Senate Democrats, though, say that bill would reduce federal funding for education and said the drop in government spending could cost hundreds of thousands of jobs.

Democrats countered with a proposal that cuts $4.7 billion from 2010 levels. The White House blessed that plan just hours before it went down to defeat in the Senate.

Senators on both sides of the aisle said they want the president to show more leadership, but the White House says Mr. Obama has been involved.

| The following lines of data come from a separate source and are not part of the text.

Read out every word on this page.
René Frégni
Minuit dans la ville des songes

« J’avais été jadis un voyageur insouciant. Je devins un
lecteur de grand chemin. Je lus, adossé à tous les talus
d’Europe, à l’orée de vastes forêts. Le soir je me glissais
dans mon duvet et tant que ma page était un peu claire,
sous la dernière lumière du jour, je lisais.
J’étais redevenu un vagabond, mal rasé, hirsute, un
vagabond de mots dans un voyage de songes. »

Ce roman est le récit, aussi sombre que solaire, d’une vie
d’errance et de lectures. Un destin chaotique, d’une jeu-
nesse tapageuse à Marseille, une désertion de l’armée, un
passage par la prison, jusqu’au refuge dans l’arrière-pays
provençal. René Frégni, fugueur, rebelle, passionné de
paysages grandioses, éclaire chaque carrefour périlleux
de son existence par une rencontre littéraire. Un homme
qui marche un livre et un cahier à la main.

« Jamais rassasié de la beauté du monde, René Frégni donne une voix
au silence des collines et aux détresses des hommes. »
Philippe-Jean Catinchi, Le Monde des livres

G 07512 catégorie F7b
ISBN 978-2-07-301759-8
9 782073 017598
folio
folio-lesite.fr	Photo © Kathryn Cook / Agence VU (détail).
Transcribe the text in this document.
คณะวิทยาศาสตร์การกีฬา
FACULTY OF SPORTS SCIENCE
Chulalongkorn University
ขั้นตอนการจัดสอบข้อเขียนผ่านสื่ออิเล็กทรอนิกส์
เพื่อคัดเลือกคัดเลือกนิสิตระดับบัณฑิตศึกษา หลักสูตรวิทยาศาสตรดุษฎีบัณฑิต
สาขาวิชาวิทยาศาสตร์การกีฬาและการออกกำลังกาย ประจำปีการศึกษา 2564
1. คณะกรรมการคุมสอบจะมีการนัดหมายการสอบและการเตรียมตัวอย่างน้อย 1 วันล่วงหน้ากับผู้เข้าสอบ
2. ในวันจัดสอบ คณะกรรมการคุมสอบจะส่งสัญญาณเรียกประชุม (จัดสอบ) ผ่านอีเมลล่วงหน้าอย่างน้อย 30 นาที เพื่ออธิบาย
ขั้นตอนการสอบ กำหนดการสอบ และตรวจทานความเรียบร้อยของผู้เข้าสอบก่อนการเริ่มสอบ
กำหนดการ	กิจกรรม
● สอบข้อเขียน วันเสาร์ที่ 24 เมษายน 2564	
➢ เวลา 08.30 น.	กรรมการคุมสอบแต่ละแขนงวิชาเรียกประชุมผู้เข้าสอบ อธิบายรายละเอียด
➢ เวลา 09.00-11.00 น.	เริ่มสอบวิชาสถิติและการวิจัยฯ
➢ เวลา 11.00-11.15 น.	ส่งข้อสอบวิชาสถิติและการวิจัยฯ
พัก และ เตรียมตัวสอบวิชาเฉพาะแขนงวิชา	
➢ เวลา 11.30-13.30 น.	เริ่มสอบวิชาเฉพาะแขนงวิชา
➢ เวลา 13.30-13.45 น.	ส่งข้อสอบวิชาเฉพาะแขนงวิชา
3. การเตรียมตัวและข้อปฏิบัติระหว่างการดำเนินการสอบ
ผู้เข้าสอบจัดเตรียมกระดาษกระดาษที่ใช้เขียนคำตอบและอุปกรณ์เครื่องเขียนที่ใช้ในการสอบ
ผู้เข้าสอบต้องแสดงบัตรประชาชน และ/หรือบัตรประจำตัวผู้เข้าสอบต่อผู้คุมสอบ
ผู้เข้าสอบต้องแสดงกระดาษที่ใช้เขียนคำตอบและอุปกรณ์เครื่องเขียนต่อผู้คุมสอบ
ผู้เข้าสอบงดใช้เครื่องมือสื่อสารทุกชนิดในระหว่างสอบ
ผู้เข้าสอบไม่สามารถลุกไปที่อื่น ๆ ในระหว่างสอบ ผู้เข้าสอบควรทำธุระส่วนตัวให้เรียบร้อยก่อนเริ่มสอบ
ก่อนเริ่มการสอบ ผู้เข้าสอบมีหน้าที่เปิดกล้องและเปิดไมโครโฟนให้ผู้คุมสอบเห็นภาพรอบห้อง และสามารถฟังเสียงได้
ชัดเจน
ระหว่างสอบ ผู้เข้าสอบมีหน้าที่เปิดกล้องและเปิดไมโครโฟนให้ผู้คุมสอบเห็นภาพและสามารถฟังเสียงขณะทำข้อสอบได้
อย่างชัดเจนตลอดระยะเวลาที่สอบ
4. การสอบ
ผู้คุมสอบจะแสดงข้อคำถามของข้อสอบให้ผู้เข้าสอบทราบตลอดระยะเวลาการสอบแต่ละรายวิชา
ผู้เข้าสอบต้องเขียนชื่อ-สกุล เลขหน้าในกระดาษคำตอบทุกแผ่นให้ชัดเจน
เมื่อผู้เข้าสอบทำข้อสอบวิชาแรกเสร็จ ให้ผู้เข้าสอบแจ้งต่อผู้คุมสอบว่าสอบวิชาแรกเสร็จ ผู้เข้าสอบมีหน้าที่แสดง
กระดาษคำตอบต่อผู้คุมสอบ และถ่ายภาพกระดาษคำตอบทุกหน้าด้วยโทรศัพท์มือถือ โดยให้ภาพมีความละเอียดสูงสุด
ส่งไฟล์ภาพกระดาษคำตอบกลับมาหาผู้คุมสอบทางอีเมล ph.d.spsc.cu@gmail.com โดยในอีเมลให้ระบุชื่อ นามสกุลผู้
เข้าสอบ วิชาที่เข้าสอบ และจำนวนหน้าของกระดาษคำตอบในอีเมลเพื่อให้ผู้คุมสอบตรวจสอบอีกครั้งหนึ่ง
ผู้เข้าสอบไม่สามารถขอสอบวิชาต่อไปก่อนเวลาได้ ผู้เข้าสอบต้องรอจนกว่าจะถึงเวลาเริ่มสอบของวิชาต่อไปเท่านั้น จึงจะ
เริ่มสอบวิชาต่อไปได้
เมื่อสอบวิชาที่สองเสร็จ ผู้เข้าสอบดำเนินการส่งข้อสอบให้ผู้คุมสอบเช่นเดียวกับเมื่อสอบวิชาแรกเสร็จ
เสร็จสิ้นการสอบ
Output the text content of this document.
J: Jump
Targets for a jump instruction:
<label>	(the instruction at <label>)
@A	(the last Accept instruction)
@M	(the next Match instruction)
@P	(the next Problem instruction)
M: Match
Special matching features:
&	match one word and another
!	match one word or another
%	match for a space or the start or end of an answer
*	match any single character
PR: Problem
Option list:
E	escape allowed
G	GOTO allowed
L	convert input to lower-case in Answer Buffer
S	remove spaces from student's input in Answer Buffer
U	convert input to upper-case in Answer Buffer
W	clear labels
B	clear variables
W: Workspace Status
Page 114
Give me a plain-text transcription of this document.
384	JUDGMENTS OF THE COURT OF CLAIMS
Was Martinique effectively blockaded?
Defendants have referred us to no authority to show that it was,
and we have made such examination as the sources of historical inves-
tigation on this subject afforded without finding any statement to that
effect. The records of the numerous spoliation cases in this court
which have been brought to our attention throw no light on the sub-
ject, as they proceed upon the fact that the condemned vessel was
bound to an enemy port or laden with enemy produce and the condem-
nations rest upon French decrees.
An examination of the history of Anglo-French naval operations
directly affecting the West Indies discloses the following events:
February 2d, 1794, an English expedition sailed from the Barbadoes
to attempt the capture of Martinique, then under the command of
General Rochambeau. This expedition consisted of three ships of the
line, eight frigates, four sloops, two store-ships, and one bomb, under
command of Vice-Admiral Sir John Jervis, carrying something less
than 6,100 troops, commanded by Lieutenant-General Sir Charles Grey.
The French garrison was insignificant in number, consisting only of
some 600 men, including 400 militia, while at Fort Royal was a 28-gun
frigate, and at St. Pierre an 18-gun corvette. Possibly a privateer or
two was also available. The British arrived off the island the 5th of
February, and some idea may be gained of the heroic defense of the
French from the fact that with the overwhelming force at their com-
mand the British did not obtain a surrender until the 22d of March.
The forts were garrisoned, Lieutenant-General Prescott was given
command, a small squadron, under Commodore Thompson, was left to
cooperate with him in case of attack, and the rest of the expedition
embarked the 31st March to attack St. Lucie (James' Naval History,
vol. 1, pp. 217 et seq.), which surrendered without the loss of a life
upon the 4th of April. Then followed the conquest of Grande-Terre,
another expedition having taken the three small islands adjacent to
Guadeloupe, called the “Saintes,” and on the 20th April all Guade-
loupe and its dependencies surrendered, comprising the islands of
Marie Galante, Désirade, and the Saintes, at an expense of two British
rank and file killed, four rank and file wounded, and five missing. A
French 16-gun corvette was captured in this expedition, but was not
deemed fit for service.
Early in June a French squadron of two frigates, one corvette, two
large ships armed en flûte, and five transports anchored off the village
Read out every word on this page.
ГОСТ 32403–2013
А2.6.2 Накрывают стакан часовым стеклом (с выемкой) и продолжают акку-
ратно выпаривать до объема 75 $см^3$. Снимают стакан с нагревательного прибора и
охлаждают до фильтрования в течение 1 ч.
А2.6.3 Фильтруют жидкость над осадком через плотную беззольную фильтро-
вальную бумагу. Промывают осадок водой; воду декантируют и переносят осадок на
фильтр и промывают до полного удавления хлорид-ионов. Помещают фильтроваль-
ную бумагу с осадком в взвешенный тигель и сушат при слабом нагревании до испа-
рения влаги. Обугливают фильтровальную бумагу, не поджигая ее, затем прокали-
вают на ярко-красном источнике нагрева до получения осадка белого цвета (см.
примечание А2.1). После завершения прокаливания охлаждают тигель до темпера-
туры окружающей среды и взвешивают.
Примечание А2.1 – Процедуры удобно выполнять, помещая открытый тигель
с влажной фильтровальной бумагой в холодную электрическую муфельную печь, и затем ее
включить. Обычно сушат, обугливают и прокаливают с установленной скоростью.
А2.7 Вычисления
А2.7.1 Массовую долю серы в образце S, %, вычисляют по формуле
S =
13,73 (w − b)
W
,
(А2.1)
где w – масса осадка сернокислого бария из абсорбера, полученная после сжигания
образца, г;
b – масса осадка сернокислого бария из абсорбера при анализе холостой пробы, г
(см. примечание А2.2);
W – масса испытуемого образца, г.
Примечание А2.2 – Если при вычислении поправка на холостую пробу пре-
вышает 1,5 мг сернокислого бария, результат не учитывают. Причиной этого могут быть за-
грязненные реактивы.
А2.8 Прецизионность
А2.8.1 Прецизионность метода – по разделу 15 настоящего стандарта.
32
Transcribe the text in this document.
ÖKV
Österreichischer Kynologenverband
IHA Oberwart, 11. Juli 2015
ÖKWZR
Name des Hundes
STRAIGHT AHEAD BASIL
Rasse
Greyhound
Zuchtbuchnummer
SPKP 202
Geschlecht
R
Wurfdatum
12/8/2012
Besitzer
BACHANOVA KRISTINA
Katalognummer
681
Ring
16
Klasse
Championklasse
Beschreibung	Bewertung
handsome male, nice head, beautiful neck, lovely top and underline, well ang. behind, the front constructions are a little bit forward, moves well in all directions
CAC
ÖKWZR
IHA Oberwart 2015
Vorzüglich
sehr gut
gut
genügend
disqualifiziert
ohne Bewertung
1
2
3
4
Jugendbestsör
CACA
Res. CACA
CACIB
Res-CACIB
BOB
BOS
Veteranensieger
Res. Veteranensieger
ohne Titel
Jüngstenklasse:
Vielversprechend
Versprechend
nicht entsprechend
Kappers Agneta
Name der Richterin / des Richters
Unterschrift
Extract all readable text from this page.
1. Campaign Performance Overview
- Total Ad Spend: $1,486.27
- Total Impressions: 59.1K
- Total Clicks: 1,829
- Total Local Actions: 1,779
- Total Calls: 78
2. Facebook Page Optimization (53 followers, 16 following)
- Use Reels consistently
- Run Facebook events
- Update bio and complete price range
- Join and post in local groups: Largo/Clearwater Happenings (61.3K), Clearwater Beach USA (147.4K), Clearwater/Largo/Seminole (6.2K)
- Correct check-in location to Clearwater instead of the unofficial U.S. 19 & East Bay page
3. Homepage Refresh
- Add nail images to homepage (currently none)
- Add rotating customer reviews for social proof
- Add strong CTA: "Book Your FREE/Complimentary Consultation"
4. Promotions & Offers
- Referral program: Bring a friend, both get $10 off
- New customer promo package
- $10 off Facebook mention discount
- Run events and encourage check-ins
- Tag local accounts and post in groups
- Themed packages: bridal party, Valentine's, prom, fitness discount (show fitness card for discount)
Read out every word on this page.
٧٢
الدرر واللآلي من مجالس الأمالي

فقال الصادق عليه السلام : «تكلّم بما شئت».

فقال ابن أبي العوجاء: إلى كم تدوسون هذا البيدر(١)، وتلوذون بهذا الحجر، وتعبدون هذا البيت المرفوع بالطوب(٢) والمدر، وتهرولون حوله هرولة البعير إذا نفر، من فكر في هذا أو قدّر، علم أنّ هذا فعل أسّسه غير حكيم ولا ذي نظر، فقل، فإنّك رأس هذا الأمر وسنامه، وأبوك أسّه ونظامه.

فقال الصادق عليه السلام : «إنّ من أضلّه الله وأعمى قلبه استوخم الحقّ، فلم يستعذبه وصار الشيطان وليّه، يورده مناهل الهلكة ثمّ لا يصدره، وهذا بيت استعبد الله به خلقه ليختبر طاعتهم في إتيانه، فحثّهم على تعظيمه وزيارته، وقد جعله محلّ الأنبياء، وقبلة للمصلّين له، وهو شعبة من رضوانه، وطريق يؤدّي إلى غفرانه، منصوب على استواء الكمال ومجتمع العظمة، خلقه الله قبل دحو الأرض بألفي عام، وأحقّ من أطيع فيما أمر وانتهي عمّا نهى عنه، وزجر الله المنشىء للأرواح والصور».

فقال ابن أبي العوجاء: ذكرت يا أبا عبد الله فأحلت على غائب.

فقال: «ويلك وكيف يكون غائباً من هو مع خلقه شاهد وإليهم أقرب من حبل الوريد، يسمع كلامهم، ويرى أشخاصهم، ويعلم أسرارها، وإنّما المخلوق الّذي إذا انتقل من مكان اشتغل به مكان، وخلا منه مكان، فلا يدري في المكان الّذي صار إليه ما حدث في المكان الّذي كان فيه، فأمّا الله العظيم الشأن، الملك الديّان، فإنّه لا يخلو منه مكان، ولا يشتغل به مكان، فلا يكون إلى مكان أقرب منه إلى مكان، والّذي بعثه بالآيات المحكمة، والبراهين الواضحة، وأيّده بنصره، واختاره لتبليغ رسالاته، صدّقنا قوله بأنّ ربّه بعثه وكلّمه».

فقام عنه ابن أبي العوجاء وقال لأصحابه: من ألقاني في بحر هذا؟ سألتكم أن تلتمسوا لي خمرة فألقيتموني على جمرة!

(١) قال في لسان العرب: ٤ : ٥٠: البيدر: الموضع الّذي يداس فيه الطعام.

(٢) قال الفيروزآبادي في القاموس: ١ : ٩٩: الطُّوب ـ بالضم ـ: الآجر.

Mr. Carney said the president hosted Senate Democratic leaders at the White House Wednesday. He also said Vice President Joseph R. Biden, whom Mr. Obama tapped last week to head negotiations but who is on a trip to Europe, made calls to House Speaker John A. Boehner of Ohio and Senate Minority Leader Mitch McConnell of Kentucky.

It is not clear who will blink before stopgap funding expires March 18.

Using the same language, senators from both sides of the aisle said the competing vote takes away any excuses the other side had.

“Now that it has been defeated, Republicans have no excuses left. It’s time for them to work with us to on a responsible, long-term solution that funds our government for the rest of the year, makes responsible cuts and safeguards our fragile economic recovery,” said Senate Majority Leader Harry Reid, Nevada Democrat.

Sen. Charles E. Grassley instead saw a message for Mr. Reid.

“Today’s votes emphasize that there are no more excuses for the Senate majority leader,” the Iowa Republican said. “His proposal for a mere $4.7 billion in spending reductions is clearly not credible. It’s time for the majority party in the Senate to get real about the federal budget and lead an effort to pass meaningful spending reductions.”

In the meantime, House Republicans signaled this week that they’ll begin work on another short-term spending bill to keep the government open should a bill not pass by March 18. But Mr. Reid said Tuesday that he doesn’t want to continue funding the government in short bursts.

The House passed its bill on the strength of Republican votes, but only after a week of open debate, during which more than 100 amendments received recorded votes.

By contrast, the Senate — usually the more open chamber — has held a closed debate, and no amendments were allowed during Wednesday’s debate.

Of the 14 senators who voted against both plans, some opposed any cuts, while others thought neither plan went deep enough.

“We’re spending money we don’t have, borrowing more than 40 cents of every dollar we spend,” said Sen. Jim DeMint, South Carolina Republican, who opposed both options on the table. “Republicans need to fight to balance the budget in five years, and this plan doesn’t do that.”